TL:DR How Islandora 8 uses and extends Drupal fields to manage descriptive metadata. Metadata types, migrating, attributions & licensing, can pulling from external sources.
In Islandora 8, metadata is stored in Drupal, in fields attached to entities (nodes or media). This allows us to interact with metadata (add, edit, remove, display, index in a search engine…) almost entirely using standard Drupal processes. If exporting this metadata to Fedora and/or a triplestore, the values are serialized to RDF using mappings that can be set for each bundle. Islandora 8 digital objects are comprised of Drupal nodes for descriptive metadata, Drupal media for technical metadata, and Drupal files for the binary objects. This section describes how Islandora 8 uses and extends Drupal fields to manage descriptive metadata. For more information on Islandora Documentation on resource nodes.
7.x Migration Note: What about the XML?
In 7.x, metadata was usually stored using an XML schema such as MODS or DC, as datastreams attached to an object.

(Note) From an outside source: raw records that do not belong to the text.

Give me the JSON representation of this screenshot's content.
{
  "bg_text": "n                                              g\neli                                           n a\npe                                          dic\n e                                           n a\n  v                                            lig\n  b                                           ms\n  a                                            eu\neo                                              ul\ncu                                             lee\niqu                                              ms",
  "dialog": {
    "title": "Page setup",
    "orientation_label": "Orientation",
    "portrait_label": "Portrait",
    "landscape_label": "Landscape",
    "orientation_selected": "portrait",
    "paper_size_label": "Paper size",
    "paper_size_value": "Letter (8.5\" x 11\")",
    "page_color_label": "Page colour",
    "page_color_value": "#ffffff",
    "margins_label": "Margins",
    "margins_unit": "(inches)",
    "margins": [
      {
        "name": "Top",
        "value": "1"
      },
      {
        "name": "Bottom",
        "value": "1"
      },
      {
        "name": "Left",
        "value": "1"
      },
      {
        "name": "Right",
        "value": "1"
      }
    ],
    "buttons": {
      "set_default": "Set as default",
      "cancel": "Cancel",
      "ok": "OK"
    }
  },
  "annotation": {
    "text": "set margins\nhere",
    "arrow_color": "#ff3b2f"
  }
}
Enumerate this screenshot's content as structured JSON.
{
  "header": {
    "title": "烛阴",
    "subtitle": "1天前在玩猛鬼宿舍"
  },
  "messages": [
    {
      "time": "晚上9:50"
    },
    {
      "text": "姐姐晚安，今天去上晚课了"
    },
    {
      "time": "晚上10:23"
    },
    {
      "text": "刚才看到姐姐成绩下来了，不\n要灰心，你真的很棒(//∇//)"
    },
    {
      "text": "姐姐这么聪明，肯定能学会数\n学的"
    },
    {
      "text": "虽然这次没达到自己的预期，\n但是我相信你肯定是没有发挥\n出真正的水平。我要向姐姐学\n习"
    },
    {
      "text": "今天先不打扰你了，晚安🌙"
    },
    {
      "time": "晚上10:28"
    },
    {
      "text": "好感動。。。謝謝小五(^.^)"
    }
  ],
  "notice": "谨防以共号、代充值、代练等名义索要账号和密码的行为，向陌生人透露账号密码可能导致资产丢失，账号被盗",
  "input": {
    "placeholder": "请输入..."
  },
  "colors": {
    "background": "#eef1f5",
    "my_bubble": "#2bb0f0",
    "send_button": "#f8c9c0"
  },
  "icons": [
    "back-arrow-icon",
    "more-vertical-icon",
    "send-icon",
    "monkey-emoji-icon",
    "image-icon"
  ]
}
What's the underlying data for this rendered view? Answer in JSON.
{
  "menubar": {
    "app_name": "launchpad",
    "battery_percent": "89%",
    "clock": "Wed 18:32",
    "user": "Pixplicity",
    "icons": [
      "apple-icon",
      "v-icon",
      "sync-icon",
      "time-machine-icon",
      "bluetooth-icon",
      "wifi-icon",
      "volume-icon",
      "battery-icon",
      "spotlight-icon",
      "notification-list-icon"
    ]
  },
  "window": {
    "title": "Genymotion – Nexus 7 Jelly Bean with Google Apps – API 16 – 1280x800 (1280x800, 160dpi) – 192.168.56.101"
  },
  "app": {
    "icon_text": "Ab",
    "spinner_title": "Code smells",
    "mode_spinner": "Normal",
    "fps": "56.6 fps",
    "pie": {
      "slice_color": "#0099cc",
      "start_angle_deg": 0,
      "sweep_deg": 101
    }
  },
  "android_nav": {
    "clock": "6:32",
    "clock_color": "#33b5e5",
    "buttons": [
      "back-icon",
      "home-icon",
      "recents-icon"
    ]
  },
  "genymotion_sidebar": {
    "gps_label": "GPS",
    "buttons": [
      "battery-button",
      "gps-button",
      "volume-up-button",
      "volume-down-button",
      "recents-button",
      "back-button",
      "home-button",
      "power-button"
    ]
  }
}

In Islandora 8, metadata is stored as fields. This means we are breaking out individual elements from a hierarchical structure to being individual independent values. Where some hierarchy or field grouping is necessary, this can be done in Drupal using Paragraphs, a widely-used Drupal contrib module. At the moment (Nov 2019) we are working on the technical challenge of mapping data from paragraphs into RDF in Fedora. The Metadata Interest Group has developed a default mapping (spreadsheet, guidance document) which provides a basic, yet customizable, transform between MODS metadata and Drupal fields in Islandora Defaults. It is suggested that individual institutions customize the mapping to meet their unique needs.
That said, if keeping the “legacy” XML metadata from 7.x is important to you, it can be attached to an Islandora 8 resource node as a Media entity. However, there is no mechanism in Islandora 8 for editing XML in a user-friendly way.
Content Types
In Drupal, Nodes come in different subtypes called Content Types (e.g. Article, Basic page, Repository item). Content types contain fields, and configurations for how those fields can be edited or displayed. Each content type is essentially a metadata profile that can be used for a piece of web content, or to describe a digital resource. For each field in a content type, an administrator can configure how data is entered, how it can be displayed, how many values can be stored, and how long the value can be. Some configurations, such as data entry and display, can be changed at any time. Others, such as how long a value can be or what options are available in a select list, cannot be changed once content has been created without first deleting all content of that type. However, fields can be added to existing content types with no consequence.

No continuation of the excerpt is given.